Wednesday, October 3, 2018

LOS ANGELES—A South Los Angeles attorney—who once represented former rap mogul Marion "Suge" Knight—was arrested on federal bank fraud charges for allegedly depositing a stolen U.S. Treasury check for just over $1 million.

Thaddeus Julian Culpepper, 44, was arrested at his residence without incident by special agents with the Treasury Inspector General for Tax Administration, according to the U.S. Attorney's Office.

Culpepper is named in a criminal complaint filed last Thursday in Los Angeles federal court that charges him with one count of bank fraud. An affidavit alleges that Culpepper deposited 21 stolen tax refund checks worth more than $1.3 million into several attorney client trust accounts.
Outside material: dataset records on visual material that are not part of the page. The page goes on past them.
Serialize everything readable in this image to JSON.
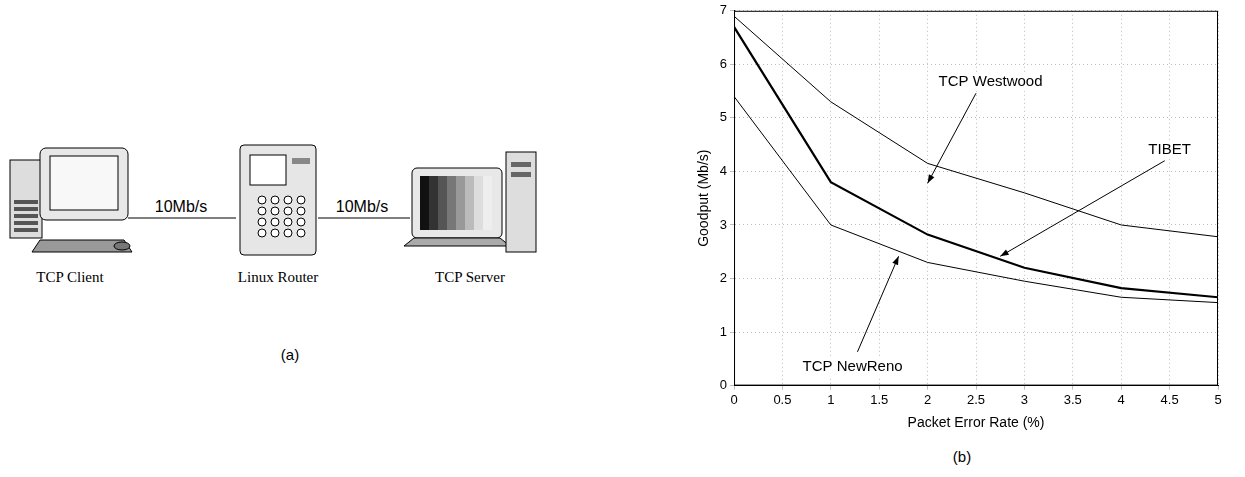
{
  "diagram": {
    "label": "(a)",
    "nodes": [
      "TCP Client",
      "Linux Router",
      "TCP Server"
    ],
    "links": [
      "10Mb/s",
      "10Mb/s"
    ]
  },
  "chart_data": {
    "type": "line",
    "panel_label": "(b)",
    "x_label": "Packet Error Rate (%)",
    "y_label": "Goodput (Mb/s)",
    "x": [
      0,
      1,
      2,
      3,
      4,
      5
    ],
    "series": [
      {
        "name": "TCP Westwood",
        "color": "#000000",
        "marker": "none",
        "line_style": "solid",
        "values": [
          6.9,
          5.3,
          4.15,
          3.6,
          3.0,
          2.78
        ]
      },
      {
        "name": "TIBET",
        "color": "#000000",
        "marker": "none",
        "line_style": "solid",
        "values": [
          6.7,
          3.8,
          2.82,
          2.2,
          1.82,
          1.65
        ]
      },
      {
        "name": "TCP NewReno",
        "color": "#000000",
        "marker": "none",
        "line_style": "solid",
        "values": [
          5.4,
          3.0,
          2.3,
          1.95,
          1.65,
          1.55
        ]
      }
    ],
    "xlim": [
      0,
      5
    ],
    "xticks": [
      0,
      0.5,
      1,
      1.5,
      2,
      2.5,
      3,
      3.5,
      4,
      4.5,
      5
    ],
    "ylim": [
      0,
      7
    ],
    "yticks": [
      0,
      1,
      2,
      3,
      4,
      5,
      6,
      7
    ],
    "grid": true
  }
}
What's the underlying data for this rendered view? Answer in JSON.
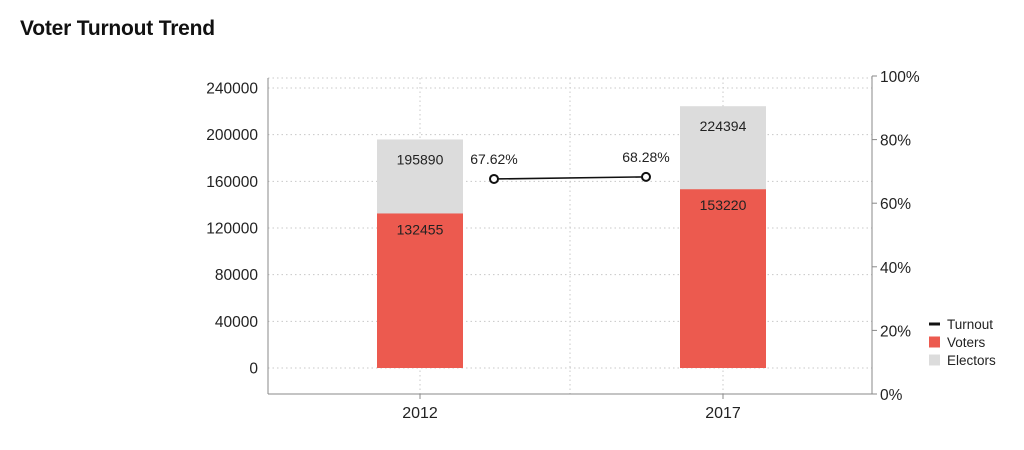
{
  "title": "Voter Turnout Trend",
  "colors": {
    "voters": "#ec5a4f",
    "electors": "#dcdcdc",
    "turnout": "#111111"
  },
  "chart_data": {
    "type": "bar",
    "title": "Voter Turnout Trend",
    "categories": [
      "2012",
      "2017"
    ],
    "series": [
      {
        "name": "Voters",
        "kind": "bar",
        "values": [
          132455,
          153220
        ]
      },
      {
        "name": "Electors",
        "kind": "bar",
        "values": [
          195890,
          224394
        ]
      },
      {
        "name": "Turnout",
        "kind": "line",
        "axis": "right",
        "values": [
          67.62,
          68.28
        ],
        "labels": [
          "67.62%",
          "68.28%"
        ]
      }
    ],
    "ylim": [
      0,
      240000
    ],
    "yticks": [
      0,
      40000,
      80000,
      120000,
      160000,
      200000,
      240000
    ],
    "y2lim": [
      0,
      100
    ],
    "y2ticks": [
      "0%",
      "20%",
      "40%",
      "60%",
      "80%",
      "100%"
    ],
    "grid": true,
    "legend": {
      "placement": "right",
      "entries": [
        "Turnout",
        "Voters",
        "Electors"
      ]
    }
  }
}
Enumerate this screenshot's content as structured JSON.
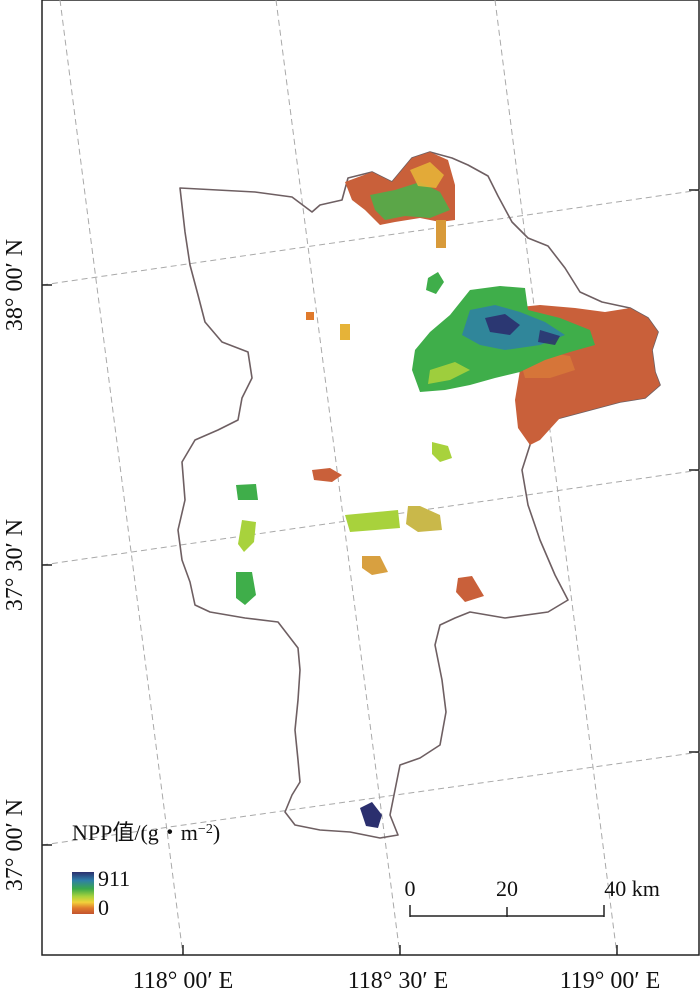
{
  "axes": {
    "lon_labels": [
      "118° 00′ E",
      "118° 30′ E",
      "119° 00′ E"
    ],
    "lat_labels": [
      "38° 00′ N",
      "37° 30′ N",
      "37° 00′ N"
    ]
  },
  "legend": {
    "title": "NPP值/(g・m",
    "title_sup": "−2",
    "title_close": ")",
    "max_label": "911",
    "min_label": "0",
    "value_range": [
      0,
      911
    ],
    "colors": [
      "#2b2f6e",
      "#2e7fa8",
      "#3aa84a",
      "#a8d23c",
      "#f2d23a",
      "#e07a2c",
      "#c2532e"
    ]
  },
  "scale_bar": {
    "labels": [
      "0",
      "20",
      "40 km"
    ]
  },
  "colors": {
    "boundary": "#6e5f62",
    "graticule": "#a9a9a9",
    "npp_low": "#c9603a",
    "npp_mid": "#3fae4a",
    "npp_high": "#2b2f6e"
  }
}
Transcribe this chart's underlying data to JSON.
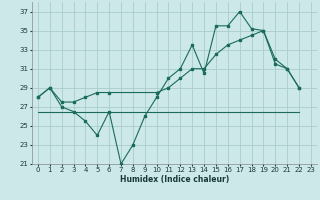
{
  "xlabel": "Humidex (Indice chaleur)",
  "bg_color": "#cce8e8",
  "grid_color": "#aacccc",
  "line_color": "#1a6b5a",
  "ylim": [
    21,
    38
  ],
  "yticks": [
    21,
    23,
    25,
    27,
    29,
    31,
    33,
    35,
    37
  ],
  "xlim": [
    -0.5,
    23.5
  ],
  "xticks": [
    0,
    1,
    2,
    3,
    4,
    5,
    6,
    7,
    8,
    9,
    10,
    11,
    12,
    13,
    14,
    15,
    16,
    17,
    18,
    19,
    20,
    21,
    22,
    23
  ],
  "series1_x": [
    0,
    1,
    2,
    3,
    4,
    5,
    6,
    7,
    8,
    9,
    10,
    11,
    12,
    13,
    14,
    15,
    16,
    17,
    18,
    19,
    20,
    21,
    22
  ],
  "series1_y": [
    28,
    29,
    27,
    26.5,
    25.5,
    24,
    26.5,
    21,
    23,
    26,
    28,
    30,
    31,
    33.5,
    30.5,
    35.5,
    35.5,
    37,
    35.2,
    35,
    32,
    31,
    29
  ],
  "series2_x": [
    0,
    1,
    2,
    3,
    4,
    5,
    6,
    10,
    11,
    12,
    13,
    14,
    15,
    16,
    17,
    18,
    19,
    20,
    21,
    22
  ],
  "series2_y": [
    28,
    29,
    27.5,
    27.5,
    28,
    28.5,
    28.5,
    28.5,
    29,
    30,
    31,
    31,
    32.5,
    33.5,
    34,
    34.5,
    35,
    31.5,
    31,
    29
  ],
  "series3_x": [
    0,
    22
  ],
  "series3_y": [
    26.5,
    26.5
  ]
}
Culpepper and another former Knight attorney are facing charges in state court on charges of conspiring to bribe potential witnesses and obstruct justice. A pretrial conference is set for Oct. 22.

In the federal case, prosecutors alleged that in relation to one check for more than $1 million that he deposited into one of his client trust accounts, Culpepper told a bank representative that the payees were clients and had endorsed the check to him.

Culpepper personally deposited the $1,003,814 check at a Well Fargo Bank branch in Pasadena in August 2017, according to the U.S. Attorney's Office. "The listed payees, however, have confirmed that they never received their tax refund check, and that they do not know Culpepper," according to the affidavit.

The document outlines 20 other checks that were allegedly deposited into client trust accounts that Culpepper opened at Chase bank and Citibank. Investigators believe that the 21 checks deposited into Culpepper's client trust accounts were stolen from the U.S. mail, according to federal prosecutors.

The bank fraud charge alleged in the complaint carries a possible sentence of up to 30 years in federal prison.

Culpepper made an initial court appearance Monday afternoon in downtown Los Angeles, but he did not enter a plea to the charge. He was ordered to remain in custody pending a Wednesday hearing to discuss bail, while his arraignment was set for Oct. 19.